Back then, Suzlon shares dropped by 21% in the six trading sessions that followed the bid. The worry was that Suzlon’s bidding war with Areva SA (which first bid for Repower) would finally lead to an irrationally high bid. Areva’s first bid had valued Repower at $1.1 billion (Rs4,510 crore), and Suzlon’s last bid was 48% higher at $1.63 billion.
Now that the bidding war has stopped after two rounds of bids from both Areva and Suzlon, the markets are relieved. Suzlon shares rose 19% on news that its final bid of $1.63 billion was successful. At Rs1,376 per share, Suzlon now trades 10% higher than it did prior to its first bid. Thus addressing the market’s fears.
It’s important to note here that while the bidding war with Areva has stopped, it does not mean that Suzlon will be able to purchase all of Repower’s shares at its final bid price.
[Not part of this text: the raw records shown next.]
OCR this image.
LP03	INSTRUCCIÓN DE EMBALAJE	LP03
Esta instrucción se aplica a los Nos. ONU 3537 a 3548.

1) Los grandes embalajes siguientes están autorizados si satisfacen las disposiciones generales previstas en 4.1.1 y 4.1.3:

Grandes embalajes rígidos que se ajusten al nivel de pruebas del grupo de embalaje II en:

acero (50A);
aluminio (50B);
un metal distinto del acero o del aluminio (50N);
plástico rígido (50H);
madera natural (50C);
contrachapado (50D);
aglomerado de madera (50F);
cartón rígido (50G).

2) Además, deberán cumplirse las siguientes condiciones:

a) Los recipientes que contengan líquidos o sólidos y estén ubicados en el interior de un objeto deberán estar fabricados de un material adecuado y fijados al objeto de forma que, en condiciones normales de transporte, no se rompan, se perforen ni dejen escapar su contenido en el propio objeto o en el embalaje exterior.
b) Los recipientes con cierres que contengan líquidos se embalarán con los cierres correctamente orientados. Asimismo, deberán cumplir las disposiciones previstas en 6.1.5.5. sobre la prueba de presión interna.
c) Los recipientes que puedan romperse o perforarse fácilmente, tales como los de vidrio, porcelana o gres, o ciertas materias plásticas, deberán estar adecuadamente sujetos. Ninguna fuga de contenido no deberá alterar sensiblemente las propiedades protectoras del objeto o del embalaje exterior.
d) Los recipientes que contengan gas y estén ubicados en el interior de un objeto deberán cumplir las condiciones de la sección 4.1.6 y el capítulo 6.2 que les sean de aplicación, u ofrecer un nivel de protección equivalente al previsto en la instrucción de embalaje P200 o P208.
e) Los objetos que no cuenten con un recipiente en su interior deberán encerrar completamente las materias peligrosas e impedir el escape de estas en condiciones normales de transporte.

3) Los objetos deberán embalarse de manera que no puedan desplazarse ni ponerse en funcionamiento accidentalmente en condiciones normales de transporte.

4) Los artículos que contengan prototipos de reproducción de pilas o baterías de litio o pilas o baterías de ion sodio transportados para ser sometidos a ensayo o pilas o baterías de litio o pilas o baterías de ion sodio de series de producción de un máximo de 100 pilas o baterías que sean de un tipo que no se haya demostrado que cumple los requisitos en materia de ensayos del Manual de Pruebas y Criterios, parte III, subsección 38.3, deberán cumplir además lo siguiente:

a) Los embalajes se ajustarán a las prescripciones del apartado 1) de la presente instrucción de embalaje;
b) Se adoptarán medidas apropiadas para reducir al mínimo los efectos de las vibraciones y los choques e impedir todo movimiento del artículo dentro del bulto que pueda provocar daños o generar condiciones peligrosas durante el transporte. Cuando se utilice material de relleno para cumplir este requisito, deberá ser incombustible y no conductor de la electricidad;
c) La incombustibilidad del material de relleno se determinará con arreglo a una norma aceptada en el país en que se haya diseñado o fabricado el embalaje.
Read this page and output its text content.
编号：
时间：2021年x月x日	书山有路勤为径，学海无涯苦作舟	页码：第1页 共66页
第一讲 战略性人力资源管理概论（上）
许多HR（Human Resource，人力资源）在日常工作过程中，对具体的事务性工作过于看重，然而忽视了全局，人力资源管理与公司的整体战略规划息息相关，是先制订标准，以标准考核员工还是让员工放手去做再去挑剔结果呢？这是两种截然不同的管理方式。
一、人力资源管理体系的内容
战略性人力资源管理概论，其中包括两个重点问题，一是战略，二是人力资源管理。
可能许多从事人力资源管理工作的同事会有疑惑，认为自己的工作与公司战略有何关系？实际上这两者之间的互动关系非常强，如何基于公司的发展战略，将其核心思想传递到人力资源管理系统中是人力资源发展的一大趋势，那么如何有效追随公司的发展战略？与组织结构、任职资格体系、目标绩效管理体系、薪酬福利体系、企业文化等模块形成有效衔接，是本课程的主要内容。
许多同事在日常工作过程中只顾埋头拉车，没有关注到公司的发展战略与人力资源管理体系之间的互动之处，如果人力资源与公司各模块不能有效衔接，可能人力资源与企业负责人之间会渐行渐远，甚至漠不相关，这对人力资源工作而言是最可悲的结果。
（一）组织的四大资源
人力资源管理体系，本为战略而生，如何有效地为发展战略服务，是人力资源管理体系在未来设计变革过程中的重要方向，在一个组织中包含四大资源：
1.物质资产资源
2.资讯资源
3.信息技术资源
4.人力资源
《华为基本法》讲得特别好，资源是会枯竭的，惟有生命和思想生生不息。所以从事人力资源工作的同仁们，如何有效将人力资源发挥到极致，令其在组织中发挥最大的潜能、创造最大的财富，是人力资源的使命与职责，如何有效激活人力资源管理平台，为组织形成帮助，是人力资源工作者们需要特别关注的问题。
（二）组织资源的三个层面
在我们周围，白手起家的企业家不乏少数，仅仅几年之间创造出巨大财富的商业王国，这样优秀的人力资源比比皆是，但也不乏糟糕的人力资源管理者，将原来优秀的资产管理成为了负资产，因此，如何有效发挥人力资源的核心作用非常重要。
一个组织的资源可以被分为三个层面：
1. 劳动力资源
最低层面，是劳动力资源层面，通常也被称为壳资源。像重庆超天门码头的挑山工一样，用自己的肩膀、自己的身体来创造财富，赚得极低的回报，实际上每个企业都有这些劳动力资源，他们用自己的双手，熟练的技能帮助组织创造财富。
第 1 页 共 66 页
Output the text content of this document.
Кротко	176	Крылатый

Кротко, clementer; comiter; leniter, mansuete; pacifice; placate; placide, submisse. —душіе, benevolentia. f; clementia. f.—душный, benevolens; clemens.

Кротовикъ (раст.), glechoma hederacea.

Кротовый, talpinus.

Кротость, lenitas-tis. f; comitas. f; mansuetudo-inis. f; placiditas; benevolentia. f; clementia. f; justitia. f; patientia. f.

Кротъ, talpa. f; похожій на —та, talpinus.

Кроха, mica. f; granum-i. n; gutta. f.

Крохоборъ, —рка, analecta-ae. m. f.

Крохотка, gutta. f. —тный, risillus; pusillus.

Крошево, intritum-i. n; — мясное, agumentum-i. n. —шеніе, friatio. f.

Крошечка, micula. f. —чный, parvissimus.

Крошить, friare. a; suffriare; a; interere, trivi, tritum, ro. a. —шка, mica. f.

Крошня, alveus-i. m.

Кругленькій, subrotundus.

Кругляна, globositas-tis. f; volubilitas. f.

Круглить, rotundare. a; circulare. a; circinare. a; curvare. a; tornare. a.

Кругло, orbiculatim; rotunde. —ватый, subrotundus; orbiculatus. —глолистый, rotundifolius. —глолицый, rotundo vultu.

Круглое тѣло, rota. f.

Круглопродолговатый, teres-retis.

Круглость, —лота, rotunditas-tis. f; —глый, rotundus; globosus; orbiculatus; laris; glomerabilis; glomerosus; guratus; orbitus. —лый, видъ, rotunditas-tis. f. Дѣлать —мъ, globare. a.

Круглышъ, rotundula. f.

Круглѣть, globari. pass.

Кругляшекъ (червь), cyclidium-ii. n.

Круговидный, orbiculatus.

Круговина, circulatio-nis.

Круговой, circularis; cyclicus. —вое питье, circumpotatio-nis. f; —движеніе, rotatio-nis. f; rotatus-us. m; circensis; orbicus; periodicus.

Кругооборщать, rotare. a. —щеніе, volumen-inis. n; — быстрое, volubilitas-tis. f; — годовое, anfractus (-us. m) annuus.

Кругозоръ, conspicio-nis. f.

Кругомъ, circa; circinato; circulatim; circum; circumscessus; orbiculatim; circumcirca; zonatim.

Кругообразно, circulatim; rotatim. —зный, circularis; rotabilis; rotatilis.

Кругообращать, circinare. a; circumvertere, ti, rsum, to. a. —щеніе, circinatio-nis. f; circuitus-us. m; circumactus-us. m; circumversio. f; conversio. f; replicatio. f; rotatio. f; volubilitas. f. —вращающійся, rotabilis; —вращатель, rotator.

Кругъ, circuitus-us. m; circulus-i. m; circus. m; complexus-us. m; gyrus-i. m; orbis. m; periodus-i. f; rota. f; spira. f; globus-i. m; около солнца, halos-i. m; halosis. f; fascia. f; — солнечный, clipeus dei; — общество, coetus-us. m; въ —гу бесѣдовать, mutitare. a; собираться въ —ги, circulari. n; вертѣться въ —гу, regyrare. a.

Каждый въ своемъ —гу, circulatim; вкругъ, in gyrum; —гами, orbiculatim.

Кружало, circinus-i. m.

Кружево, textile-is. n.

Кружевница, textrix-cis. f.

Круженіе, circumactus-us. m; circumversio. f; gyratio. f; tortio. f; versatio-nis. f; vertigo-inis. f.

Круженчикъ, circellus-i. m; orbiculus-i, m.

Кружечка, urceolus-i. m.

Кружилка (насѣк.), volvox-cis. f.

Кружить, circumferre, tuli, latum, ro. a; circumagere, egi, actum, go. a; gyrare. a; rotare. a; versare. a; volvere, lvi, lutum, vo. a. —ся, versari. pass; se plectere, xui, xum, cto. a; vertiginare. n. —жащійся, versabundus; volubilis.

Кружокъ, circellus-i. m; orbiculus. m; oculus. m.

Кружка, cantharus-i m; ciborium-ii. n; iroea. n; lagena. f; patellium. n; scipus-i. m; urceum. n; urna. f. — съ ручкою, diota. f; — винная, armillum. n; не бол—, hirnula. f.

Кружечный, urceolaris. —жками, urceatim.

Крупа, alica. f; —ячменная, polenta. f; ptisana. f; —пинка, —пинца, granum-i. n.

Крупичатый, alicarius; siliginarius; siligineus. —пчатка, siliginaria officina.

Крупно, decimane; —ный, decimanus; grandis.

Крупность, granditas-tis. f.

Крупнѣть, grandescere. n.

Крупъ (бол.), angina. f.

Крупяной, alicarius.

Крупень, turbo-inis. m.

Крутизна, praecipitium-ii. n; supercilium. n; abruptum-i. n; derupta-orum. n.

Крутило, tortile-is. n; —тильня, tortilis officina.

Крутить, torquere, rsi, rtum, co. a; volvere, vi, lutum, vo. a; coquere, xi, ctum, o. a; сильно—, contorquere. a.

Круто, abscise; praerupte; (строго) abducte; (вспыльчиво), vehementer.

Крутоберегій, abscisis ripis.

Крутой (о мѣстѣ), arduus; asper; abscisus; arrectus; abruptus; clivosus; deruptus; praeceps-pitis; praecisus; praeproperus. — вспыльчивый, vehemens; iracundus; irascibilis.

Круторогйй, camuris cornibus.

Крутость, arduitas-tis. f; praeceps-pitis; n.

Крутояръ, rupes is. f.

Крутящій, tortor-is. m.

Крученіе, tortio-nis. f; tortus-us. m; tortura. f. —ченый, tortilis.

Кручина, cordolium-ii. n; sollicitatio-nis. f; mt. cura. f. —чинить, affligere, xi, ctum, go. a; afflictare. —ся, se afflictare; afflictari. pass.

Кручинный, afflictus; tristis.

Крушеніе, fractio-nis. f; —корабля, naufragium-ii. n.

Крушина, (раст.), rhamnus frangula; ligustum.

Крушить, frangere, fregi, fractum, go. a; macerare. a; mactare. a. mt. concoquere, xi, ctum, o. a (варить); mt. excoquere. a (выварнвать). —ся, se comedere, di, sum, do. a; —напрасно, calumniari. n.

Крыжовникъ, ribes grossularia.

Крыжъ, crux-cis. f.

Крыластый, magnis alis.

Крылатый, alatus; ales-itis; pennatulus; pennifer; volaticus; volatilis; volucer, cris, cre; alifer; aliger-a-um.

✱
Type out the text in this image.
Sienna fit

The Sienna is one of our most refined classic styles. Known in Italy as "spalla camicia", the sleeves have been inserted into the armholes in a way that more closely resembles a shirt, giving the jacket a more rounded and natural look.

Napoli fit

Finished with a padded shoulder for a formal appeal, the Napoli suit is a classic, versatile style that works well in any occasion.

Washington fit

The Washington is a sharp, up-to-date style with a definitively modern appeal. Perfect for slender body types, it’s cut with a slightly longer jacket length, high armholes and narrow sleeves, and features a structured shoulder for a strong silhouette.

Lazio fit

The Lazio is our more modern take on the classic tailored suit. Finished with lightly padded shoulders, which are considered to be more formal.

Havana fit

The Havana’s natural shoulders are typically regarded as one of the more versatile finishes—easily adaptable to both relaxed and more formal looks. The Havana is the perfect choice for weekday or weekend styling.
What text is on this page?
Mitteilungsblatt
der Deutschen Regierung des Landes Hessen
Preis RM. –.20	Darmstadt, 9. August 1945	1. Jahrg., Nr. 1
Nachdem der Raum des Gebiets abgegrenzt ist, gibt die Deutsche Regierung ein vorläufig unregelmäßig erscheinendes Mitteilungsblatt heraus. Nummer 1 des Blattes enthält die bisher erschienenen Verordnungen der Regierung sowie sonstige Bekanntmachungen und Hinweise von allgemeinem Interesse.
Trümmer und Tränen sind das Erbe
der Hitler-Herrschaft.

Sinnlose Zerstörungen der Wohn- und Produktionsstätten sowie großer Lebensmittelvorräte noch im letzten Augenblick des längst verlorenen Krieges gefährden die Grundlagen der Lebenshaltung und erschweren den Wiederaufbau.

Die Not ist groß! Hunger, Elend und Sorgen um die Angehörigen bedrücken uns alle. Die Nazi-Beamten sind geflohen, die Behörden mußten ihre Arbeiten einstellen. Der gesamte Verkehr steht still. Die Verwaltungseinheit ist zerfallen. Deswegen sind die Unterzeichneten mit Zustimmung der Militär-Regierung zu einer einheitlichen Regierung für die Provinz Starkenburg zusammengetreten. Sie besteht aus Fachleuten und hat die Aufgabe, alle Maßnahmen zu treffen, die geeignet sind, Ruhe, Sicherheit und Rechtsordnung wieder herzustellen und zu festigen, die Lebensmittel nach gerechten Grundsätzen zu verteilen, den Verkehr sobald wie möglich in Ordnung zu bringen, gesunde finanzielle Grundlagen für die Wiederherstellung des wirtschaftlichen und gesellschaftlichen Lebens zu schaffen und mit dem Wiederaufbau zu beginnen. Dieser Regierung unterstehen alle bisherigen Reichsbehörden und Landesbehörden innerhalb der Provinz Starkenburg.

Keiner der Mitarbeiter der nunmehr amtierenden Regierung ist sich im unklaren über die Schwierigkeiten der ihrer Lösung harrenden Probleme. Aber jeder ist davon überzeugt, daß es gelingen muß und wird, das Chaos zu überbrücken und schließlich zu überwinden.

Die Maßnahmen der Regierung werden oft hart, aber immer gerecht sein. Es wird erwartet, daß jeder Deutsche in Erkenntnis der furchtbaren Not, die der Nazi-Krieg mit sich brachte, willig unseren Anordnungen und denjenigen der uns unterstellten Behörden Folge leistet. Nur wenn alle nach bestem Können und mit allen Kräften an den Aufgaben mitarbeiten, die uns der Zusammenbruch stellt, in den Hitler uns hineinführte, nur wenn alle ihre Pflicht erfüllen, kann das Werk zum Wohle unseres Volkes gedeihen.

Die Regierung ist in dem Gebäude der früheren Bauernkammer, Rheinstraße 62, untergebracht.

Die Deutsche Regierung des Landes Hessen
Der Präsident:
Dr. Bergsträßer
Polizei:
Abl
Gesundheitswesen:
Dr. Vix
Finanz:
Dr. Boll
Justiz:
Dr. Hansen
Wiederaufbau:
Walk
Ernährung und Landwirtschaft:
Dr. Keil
According to Aditya Sanghi, country head, investment banking, at Yes Bank, Areva’s agreement with Suzlon gives it a put option for its 30.16% stake starting a year from now.
The valuation of these shares will be at fair market value, determined through an independent valuation.
Considering that Areva has agreed to back out of the bidding war, it wouldn’t be unreasonable to expect that its sale price would be much higher than what other shareholders have received. One area of relief for Suzlon is its agreement with Martifer SGPS, a Portugese company that owns a 23% stake in Repower. This agreement allows Suzlon to buy Martifer’s stake at a 6% discount to the final bid price.
However, the final cost of acquiring Repower will be known only when Areva exercises its put option any time after a year from now. Until then, shareholders seem to be living on the hope that the benefits of synergy will more than make up for the high cost Suzlon has paid.